Flayn gave him an anxious smile as she sat him up again, preparing to rewrap him. "We… can talk about that when you're ready."
"I'm ready now - I'm hungry now!" Felix felt his cheeks heat. He'd never been so worked up over food before. Meals were merely a nuisance: nothing more than a distraction from the important things. Eating was a necessity, if not only to sate himself to train better, but an annoyance nonetheless. Never before had hunger pangs brought Felix irritation; now, however, his stomach felt so hollow it pushed him to snarling.
Tying off his dressing after wrapping it tightly around him, Flayn stepped back and gave Felix a quick smile. She looked over her shoulders in a way that made him raise an eyebrow, but eventually, she spoke. "I promise we'll tell you everything."
"Why not now?" Anger made him speak through grit teeth. He'd been dragged into this mess involuntarily - his life turned upside down. Not only was he having to come to terms with being a creature so despised they'd been culled, but he was gravely wounded, in a strange building with two people he positively disliked, and nobody would tell him what had happened. Where was Sylvain? The professor? What had happened of the battle they'd been losing? If Seteth had revived Felix, he could have revived everybody else. That was, given he'd gotten to them in time-
No. They couldn't have been dead. That wasn't possible.

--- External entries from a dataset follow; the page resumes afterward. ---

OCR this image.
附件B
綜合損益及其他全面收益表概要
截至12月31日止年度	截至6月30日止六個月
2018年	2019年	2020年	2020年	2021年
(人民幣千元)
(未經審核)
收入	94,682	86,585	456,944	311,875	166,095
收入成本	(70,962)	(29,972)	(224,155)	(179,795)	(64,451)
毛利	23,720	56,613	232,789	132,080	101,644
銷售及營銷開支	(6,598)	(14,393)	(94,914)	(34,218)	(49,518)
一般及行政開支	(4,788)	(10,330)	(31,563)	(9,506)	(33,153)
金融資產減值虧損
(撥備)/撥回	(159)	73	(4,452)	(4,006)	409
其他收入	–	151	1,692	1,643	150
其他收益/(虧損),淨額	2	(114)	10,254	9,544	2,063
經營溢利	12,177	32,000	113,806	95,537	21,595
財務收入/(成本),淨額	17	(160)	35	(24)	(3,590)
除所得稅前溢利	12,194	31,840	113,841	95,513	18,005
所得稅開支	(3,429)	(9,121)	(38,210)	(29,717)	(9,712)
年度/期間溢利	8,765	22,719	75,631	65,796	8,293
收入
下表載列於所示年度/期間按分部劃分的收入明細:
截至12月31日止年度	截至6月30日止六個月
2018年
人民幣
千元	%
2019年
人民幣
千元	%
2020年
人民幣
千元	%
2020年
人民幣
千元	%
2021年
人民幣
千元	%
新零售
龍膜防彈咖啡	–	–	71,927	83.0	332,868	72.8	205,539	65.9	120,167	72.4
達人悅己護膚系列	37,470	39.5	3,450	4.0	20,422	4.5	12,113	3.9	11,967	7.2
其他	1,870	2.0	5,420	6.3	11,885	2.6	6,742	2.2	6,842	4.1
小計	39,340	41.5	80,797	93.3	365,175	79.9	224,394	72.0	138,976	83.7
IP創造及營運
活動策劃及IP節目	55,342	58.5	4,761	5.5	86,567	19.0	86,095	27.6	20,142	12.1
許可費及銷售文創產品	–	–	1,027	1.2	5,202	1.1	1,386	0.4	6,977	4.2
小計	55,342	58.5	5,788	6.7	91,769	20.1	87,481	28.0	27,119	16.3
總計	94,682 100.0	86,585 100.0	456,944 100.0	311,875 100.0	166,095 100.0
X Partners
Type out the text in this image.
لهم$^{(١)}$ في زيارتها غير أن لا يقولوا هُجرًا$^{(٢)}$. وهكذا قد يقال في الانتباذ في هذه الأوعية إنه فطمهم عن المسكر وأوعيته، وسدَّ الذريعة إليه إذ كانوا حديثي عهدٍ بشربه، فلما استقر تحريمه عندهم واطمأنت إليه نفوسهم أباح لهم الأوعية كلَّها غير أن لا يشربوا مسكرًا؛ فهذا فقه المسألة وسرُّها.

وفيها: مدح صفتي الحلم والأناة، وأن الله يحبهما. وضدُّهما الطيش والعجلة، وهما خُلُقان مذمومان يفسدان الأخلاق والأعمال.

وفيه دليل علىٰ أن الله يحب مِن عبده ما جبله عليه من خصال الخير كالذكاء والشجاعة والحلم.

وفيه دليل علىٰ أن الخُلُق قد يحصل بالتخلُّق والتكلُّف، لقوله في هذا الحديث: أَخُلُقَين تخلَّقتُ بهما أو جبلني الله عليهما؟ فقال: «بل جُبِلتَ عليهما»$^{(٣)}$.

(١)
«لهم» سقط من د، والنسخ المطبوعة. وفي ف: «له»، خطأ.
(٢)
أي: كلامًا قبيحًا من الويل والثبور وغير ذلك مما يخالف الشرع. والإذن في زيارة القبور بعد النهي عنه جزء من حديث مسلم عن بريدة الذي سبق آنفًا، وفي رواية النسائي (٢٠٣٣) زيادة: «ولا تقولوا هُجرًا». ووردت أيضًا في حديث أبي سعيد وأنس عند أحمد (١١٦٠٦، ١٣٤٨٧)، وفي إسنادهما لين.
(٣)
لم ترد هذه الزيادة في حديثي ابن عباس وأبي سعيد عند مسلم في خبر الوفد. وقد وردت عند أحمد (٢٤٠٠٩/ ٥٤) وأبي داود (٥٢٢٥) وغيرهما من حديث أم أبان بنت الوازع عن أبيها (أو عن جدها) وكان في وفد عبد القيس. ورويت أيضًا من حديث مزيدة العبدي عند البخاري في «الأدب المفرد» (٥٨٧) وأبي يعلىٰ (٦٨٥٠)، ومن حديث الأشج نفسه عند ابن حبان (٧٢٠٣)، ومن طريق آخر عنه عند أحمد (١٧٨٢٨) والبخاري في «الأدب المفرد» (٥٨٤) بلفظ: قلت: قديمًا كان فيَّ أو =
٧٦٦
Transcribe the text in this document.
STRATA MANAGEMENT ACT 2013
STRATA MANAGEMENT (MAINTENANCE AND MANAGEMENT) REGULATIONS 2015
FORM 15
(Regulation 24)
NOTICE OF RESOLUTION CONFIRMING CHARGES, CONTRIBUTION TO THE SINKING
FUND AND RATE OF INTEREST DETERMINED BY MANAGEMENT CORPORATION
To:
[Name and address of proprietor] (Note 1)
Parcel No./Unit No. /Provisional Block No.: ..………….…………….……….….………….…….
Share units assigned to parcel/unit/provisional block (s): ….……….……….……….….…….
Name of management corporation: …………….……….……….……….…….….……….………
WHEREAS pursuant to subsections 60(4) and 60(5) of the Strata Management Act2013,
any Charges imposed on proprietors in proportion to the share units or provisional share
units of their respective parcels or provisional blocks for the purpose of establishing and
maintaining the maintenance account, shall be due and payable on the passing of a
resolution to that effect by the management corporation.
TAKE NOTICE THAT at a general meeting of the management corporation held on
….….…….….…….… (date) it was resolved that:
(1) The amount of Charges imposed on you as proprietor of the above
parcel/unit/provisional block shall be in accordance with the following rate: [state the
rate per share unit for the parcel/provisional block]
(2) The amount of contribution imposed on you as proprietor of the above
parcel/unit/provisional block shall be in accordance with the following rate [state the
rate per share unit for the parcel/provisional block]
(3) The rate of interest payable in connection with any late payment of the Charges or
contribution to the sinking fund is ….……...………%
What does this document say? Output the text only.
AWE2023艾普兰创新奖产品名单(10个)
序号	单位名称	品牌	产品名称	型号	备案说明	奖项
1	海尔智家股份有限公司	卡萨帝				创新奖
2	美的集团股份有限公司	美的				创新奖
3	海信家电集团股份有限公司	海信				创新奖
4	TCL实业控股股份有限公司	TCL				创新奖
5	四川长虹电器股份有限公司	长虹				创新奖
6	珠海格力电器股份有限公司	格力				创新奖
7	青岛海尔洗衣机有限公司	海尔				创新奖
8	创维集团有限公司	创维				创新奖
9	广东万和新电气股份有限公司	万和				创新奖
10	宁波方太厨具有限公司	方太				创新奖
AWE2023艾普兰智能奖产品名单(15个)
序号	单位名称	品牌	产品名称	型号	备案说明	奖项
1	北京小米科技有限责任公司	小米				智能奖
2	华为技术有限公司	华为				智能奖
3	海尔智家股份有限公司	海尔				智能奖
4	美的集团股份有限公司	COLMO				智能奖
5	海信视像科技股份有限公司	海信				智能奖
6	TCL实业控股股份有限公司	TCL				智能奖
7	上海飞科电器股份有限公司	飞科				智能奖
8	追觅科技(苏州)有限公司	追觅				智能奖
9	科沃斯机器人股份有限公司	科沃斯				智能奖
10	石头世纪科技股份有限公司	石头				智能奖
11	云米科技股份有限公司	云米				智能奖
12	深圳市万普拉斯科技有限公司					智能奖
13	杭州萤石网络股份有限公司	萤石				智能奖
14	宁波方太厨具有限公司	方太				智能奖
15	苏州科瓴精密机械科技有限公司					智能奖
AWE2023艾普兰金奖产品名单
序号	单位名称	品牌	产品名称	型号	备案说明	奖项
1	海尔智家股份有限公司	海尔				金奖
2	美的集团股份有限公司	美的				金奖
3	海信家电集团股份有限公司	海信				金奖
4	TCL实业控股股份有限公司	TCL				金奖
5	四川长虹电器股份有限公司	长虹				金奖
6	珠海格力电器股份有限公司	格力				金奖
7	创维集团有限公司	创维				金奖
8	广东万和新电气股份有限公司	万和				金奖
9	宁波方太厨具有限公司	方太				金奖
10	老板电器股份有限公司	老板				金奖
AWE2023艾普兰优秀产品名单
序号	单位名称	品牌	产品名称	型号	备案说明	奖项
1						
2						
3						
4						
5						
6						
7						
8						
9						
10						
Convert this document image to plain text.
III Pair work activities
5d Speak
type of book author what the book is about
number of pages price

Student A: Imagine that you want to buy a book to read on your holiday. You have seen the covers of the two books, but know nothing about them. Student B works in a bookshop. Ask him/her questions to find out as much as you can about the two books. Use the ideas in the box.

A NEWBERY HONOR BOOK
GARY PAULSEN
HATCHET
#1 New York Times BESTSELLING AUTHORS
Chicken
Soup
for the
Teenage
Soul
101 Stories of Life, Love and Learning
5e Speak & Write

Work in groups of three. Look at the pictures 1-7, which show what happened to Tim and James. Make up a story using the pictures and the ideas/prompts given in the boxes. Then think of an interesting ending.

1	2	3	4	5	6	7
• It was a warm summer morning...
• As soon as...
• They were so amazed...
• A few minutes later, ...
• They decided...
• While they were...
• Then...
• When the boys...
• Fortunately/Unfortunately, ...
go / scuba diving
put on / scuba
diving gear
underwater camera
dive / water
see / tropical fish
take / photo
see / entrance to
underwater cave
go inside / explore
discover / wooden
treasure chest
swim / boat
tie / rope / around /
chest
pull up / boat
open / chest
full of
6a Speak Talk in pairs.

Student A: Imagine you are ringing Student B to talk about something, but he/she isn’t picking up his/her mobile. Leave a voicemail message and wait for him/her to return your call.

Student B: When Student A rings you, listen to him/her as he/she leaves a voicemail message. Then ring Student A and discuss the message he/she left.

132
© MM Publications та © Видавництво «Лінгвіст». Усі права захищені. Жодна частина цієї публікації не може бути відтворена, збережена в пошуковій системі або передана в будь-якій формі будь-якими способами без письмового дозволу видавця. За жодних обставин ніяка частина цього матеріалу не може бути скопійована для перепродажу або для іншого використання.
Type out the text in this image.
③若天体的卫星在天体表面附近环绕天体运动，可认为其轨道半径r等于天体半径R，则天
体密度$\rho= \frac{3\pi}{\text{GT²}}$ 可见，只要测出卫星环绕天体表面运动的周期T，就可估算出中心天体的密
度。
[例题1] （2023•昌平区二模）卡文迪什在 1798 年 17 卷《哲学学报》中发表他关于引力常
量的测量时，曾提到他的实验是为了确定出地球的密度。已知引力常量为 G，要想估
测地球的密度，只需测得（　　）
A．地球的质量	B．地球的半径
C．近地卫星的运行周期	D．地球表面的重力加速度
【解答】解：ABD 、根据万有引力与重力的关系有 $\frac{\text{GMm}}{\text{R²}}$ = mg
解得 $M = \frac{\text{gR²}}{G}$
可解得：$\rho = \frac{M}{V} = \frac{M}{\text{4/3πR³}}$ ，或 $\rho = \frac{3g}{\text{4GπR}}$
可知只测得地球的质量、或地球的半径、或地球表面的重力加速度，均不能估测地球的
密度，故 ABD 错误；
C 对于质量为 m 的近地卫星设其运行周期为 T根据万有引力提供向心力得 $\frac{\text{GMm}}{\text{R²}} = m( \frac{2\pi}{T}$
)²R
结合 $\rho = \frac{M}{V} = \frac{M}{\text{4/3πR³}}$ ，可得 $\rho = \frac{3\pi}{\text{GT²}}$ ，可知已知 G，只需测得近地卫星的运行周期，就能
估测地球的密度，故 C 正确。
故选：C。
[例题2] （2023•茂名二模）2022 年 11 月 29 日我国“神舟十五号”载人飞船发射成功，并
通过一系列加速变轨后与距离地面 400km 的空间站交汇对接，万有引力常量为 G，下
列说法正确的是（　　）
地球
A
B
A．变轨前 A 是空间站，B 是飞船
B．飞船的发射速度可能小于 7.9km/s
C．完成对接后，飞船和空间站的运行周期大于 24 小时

"For now…" Flayn lowered him down once more into the bedsheets. "… just sleep, Felix."
"I don't want to sleep," he protested. "I want answers!"
"Trust me." And her hand began to glow as she held it over his eyes, a pulsating white that transformed to indigo, that faded into blue. Her voice was so soft - so genuine - echoing slightly. "You'll feel better afterwards."
A drowse overcame the heir of Fraldarius - the newest child of the night - and he was plunged into a world of darkness.